A Transit-Oriented City by Nature
Coming from New York City, we know what it is like to live in a highly populated and dense urban area. Fitting its 7.4 million residents into just over 1,100 square kilometers is remarkable and this stat becomes mind-boggling when we learned that three-quarters of Hong Kong’s land is green. This results in extremely high rents and prices—even by New York standards—and it also results in innovative developments to cope with the severe lack of developable land.
One of the most innovative development models that we encountered on our real estate focused trek has been the Rail + Property model implemented by the MTR (Hong Kong’s mass transit railway). With the expressed purpose of capturing the value creation that a new railway line will have on the surrounding land, the publicly-traded MTR is able to operate at a profit. When the MTR develops a new line, they obtain land development rights from the Hong Kong government. They then work with a development partner to build on top of the station site and share in a portion of the development profits, usually by receiving either a percentage of profits, fixed lump sum, or a portion of the properties built on the station. In fact, the vast majority of profits earned by the MTR is from the management of assets developed as part of the Rail + Property model. While many cities have been focused on transit-oriented development over the past few years, Hong Kong and the MTR have been building on and around transportation centers for decades. Approximately half of Hong Kong’s subway stations have a development above. As we learned from MTR (and experienced as we moved around the city on our own) the MTR is exceptionally well-run with over 99.9% of trains running on time.

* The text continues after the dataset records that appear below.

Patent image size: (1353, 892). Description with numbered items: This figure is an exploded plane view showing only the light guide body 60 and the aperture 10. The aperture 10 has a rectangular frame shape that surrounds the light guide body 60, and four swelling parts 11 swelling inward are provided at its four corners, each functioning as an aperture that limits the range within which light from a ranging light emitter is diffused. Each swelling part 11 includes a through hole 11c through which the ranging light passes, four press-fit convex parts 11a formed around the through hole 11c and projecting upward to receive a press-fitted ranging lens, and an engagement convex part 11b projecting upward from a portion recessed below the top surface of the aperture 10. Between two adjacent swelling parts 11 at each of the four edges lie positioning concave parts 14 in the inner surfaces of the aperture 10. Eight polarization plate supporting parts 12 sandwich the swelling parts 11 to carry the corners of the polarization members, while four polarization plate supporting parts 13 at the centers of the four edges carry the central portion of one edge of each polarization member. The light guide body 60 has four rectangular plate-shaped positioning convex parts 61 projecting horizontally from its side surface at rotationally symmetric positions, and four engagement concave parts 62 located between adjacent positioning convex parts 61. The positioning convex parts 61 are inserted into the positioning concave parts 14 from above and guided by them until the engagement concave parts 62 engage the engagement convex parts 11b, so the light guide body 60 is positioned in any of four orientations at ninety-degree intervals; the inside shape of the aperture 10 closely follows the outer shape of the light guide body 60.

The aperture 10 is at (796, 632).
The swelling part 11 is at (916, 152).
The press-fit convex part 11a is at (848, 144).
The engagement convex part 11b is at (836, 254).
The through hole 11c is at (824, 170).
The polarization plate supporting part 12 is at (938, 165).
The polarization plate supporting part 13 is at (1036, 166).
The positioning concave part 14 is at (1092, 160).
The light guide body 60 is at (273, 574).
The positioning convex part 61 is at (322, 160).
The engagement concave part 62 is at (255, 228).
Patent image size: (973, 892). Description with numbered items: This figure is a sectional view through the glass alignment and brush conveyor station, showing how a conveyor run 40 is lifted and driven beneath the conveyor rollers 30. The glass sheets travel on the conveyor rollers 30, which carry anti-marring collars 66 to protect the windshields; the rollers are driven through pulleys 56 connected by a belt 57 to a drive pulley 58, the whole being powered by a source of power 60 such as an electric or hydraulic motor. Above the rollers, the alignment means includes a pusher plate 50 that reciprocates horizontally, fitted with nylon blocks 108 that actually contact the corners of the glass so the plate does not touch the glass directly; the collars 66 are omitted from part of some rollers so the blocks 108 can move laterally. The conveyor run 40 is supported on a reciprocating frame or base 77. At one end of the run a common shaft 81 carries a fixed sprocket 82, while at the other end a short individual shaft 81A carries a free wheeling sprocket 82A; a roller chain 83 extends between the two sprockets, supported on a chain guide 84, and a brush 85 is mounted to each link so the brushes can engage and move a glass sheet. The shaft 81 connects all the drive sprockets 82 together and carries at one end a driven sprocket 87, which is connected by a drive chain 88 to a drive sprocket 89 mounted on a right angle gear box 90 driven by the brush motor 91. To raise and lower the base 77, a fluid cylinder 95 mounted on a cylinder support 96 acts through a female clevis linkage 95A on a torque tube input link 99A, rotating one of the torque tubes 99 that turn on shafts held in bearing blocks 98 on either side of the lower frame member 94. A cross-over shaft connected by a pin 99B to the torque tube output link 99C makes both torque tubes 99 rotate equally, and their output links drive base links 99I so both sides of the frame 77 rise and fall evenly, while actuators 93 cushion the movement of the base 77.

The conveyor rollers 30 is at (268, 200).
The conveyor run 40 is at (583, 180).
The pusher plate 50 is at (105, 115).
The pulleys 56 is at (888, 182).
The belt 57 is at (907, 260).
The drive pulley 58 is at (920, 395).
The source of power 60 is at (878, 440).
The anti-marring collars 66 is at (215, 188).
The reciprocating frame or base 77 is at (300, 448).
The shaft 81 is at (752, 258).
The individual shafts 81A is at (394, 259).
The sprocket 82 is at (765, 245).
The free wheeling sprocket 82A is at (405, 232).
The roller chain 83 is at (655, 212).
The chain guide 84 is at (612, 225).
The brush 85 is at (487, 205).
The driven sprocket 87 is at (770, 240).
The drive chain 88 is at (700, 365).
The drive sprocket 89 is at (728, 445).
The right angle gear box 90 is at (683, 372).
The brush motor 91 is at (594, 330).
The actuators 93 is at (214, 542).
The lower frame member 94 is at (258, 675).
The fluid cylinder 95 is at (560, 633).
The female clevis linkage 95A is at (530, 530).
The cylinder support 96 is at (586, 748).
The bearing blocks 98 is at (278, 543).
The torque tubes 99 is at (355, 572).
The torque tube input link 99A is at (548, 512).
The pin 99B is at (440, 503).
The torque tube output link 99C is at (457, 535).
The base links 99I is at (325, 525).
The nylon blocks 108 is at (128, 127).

Following our discussion with Kelson Chan, Strategy and Planning Manager, and Steve Yiu, Principal Advisor, Property Planning, we toured a prime example of the Rail + Property model at Kowloon Station, one of Hong Kong’s busiest subway stations. The station is complete with underground retail and is the site of the International Commerce Centre, Hong Kong’s tallest tower.In front of Hong Kong’s tallest tower, the International Commerce Centre, which was built on Kowloon Station
The MTR is a relatively new public transportation system, which was established in the 1970s. Building an extensive subway system like Hong Kong’s is a daunting task especially when you consider the financial challenges that many public transportation systems face. The Rail + Property model efficiently allows for the capture of value increase resulting from investments made in infrastructure. Hong Kong’s highly dense population and low car ownership makes this city the perfect location for this type of model. It will be interesting to see how this model can be adapted in other cities.